Le premier roman d'Yves Portier-Réthoré, La Table d'ardoise, se penchait sur la jeunesse de Silvère. L'Année des demoiselles commence des années plus tard avec l'enterrement de sa mère.
Se retrouvant à vivre seul avec son père, garde-forestier du domaine de La Rougellerie en Sologne, le jeune Silvère se replie sur lui-même, il investit une chambre dans le grenier, installe une photo de sa mère près de son lit, et il lui parle régulièrement. Aux murs de sa chambre, il accroche des posters de Salut les Copains, écoute des chansons Yéyé, regarde tous les soirs l'unique chaîne de télévision et il se passionne pour Intervilles et Salut les Copains.

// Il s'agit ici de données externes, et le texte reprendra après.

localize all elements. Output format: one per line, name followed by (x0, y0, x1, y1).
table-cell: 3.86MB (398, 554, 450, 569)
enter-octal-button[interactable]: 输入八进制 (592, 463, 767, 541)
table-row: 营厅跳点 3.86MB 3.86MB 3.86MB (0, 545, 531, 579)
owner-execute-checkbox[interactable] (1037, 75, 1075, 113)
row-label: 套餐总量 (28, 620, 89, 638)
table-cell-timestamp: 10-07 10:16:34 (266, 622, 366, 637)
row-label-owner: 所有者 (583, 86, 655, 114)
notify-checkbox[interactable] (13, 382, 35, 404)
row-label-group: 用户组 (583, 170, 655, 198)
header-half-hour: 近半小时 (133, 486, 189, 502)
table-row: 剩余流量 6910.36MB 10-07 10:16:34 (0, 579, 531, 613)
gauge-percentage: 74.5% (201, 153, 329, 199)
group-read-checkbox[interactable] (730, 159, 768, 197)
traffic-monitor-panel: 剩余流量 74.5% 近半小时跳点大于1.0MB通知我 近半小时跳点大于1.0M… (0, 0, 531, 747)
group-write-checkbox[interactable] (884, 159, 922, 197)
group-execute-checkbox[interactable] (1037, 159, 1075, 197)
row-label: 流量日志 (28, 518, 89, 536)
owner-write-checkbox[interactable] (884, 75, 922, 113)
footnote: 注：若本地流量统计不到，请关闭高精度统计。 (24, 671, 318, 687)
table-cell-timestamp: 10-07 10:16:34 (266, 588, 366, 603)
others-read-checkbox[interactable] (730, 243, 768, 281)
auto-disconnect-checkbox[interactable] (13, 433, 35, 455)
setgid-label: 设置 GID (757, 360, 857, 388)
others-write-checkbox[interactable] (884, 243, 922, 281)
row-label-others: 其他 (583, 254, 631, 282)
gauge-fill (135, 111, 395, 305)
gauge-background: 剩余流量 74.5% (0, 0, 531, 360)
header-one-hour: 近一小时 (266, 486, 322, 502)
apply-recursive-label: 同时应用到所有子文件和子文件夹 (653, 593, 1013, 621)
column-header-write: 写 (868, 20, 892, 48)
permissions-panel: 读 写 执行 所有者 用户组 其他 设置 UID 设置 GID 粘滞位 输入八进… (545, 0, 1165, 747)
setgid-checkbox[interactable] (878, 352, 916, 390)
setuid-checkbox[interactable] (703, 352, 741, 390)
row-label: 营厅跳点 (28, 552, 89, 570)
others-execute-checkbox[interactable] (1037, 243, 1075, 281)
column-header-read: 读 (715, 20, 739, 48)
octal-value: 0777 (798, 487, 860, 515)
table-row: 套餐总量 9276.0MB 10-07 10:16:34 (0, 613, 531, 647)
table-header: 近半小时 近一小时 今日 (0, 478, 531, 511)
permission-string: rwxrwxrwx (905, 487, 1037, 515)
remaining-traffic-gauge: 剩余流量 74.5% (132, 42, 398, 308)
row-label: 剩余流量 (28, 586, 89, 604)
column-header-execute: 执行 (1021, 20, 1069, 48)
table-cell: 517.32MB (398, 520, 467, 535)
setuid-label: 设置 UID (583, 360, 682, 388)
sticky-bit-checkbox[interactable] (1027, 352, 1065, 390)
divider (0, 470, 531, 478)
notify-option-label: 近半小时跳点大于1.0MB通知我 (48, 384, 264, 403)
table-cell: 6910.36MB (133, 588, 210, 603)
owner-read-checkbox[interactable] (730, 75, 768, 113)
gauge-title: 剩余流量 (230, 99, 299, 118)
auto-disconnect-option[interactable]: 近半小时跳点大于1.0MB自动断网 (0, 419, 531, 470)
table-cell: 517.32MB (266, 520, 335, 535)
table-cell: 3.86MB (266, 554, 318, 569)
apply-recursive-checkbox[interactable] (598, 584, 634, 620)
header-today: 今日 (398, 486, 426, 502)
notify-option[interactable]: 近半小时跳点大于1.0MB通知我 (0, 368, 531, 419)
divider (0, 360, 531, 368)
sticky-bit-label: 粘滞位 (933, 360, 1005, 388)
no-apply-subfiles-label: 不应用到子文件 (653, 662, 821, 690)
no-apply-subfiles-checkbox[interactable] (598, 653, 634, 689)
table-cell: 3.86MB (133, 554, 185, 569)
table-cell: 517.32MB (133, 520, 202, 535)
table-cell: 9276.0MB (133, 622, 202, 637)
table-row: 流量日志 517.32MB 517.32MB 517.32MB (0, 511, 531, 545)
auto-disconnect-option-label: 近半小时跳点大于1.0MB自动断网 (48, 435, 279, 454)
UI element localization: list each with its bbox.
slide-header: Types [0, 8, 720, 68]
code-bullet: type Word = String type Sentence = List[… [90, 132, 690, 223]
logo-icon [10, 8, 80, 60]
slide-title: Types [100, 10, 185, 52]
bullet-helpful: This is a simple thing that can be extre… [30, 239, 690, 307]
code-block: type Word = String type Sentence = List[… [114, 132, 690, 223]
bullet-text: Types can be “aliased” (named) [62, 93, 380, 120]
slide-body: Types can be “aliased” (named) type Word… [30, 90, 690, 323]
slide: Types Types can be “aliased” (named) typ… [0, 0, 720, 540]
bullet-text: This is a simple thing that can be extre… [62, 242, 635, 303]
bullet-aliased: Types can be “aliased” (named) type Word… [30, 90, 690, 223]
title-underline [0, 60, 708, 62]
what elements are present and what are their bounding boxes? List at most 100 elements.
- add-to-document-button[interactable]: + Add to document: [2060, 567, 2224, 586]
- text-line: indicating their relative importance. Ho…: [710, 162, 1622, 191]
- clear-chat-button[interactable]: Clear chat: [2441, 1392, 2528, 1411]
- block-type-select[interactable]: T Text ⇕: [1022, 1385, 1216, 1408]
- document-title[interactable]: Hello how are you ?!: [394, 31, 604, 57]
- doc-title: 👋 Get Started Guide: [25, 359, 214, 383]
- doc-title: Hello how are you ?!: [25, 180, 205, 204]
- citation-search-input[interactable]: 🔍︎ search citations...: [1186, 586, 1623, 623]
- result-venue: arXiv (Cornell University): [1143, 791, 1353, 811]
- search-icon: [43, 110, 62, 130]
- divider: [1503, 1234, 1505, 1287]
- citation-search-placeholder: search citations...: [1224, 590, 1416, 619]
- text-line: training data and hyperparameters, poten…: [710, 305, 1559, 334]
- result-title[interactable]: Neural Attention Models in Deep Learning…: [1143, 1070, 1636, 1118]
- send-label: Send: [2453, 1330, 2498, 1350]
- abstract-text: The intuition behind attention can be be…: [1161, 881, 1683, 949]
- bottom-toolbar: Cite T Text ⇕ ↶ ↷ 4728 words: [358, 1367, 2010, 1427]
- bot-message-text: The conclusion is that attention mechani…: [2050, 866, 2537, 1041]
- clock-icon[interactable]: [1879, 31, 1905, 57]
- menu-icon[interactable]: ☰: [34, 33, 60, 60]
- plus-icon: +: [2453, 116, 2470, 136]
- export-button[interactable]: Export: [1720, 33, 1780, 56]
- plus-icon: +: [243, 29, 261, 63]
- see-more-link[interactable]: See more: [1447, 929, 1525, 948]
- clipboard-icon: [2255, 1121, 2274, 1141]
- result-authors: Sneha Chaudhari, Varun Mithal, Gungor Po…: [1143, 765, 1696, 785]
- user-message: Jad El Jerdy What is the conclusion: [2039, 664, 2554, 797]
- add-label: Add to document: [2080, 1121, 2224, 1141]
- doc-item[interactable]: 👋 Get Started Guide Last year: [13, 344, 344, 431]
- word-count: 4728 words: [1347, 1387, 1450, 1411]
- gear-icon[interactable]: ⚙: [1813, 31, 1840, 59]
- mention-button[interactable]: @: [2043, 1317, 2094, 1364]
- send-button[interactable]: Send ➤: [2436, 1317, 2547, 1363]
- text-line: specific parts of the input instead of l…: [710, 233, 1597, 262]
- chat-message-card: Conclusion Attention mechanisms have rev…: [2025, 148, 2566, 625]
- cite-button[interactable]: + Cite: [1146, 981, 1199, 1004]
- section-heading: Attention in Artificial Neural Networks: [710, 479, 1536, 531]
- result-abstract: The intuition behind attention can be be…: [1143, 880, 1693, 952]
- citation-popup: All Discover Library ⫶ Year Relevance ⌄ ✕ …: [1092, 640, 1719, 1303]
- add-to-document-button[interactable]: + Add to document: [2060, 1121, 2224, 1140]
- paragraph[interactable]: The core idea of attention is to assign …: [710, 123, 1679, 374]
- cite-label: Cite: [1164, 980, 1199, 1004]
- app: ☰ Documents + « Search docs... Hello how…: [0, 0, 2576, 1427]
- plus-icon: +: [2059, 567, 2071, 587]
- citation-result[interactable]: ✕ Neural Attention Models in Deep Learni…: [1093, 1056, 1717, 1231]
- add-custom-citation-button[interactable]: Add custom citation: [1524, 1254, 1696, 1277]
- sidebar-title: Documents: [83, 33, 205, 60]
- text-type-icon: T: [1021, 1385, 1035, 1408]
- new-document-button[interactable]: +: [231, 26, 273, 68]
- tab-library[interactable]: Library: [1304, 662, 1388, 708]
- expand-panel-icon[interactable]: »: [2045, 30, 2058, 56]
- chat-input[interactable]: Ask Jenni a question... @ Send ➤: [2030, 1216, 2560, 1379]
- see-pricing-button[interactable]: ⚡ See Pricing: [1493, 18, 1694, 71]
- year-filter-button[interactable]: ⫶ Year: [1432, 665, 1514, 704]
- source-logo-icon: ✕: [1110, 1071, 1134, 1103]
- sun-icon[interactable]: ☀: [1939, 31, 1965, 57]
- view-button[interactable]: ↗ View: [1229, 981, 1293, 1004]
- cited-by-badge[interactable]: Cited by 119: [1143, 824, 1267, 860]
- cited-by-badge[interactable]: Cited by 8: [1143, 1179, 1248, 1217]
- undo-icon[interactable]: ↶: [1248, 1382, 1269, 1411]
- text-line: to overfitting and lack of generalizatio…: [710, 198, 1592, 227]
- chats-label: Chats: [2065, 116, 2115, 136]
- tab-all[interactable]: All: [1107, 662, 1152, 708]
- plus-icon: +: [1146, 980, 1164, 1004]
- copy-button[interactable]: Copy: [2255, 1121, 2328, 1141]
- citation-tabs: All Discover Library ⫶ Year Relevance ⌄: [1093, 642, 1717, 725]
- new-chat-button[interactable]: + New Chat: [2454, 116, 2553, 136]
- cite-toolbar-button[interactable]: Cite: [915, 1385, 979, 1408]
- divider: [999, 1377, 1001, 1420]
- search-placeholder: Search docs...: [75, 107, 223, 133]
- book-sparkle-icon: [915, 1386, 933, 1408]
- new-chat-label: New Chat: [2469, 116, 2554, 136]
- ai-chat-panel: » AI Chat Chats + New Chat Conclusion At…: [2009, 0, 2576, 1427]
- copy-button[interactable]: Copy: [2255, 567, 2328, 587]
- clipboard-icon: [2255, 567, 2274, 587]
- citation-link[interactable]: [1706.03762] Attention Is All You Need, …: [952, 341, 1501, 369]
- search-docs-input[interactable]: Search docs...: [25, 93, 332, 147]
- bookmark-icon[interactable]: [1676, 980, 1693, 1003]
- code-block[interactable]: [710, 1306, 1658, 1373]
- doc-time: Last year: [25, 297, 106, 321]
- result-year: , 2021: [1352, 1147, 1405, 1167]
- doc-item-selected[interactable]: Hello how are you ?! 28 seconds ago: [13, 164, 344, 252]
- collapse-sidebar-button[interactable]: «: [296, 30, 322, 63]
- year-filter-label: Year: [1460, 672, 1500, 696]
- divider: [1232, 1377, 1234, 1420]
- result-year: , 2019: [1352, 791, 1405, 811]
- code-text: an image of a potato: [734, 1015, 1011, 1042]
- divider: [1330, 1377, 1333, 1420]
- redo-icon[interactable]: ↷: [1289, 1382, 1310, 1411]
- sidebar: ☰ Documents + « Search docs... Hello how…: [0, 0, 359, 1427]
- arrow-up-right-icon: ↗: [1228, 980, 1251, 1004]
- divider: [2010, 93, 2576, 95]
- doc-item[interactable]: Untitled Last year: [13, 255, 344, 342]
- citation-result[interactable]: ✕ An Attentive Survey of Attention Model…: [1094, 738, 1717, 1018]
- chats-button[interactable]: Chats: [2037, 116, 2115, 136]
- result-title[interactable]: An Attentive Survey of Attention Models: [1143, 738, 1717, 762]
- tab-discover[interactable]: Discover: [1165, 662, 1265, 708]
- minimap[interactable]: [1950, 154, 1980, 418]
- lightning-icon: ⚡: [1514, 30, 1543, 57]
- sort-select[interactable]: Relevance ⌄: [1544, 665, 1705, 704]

    Monsieur et Madame, les Maîtres de la Rougellerie, dirigent d'une main paternaliste cette micro-société compassée et plutôt figée dans des traditions que Sylvère respecte profondément.
    En fait, ce mode de vie suranné est menacé par la modernité qui déferle de partout : télé, chanteurs adolescents, mœurs qui se débrident, premiers émois sexuels... Le roman met en place un clivage, qui, derrière une apparence paisible, conduit à une fin d'une grande sauvagerie.
 
    Sylvère a deux amies, Jacqueline et Glenllawouen, qui travaillent au château et qu'il ne voit que le soir. L'irruption d'un camp de scouts, venus s'installer là avec l'accord des Maîtres, attire Sylvère, fasciné par leur mode de vie au grand air. Il sympathise avec les moniteurs, ceux-ci lui font visiter le camp et l'intègrent sans façon à leurs jeux. Silvère qui connaît le domaine comme sa poche, devient leur guide.
    De leur côté, Jacqueline et Glenllawouen ne sont pas passées inaperçues des moniteurs qui leur rendent des visites galantes, provoquant la jalousie de Silvère, le jeu s'emballe...
    Sous cette chronique pèse un drame que l'auteur ne révèlera qu'à la toute fin, mais qui maintient en haleine le lecteur.
    Yves Portier-Réthoré développe avec une passion visible la description minutieuse des lieux et mœurs de l'époque, ici, pas de narration tendue, peu de suspense, quelques invraisemblances, au profit d'une profusion de tableaux de mœurs. Ainsi, la vie du domaine est l'occasion de décrire les rituels de la « Vie de château » qui semble imperméable au temps qui passe : organisation de chasse, nettoyage du château en l'absence des maîtres, battage du blé organisé sous l'égide du domaine, organisation de grandes réceptions, dont celle qui clôt tragiquement la fin, Yves Portier-Réthoré consacre une attention d'entomologiste à décrire cette société, qui, sous son apparence immuable, est en train de disparaître.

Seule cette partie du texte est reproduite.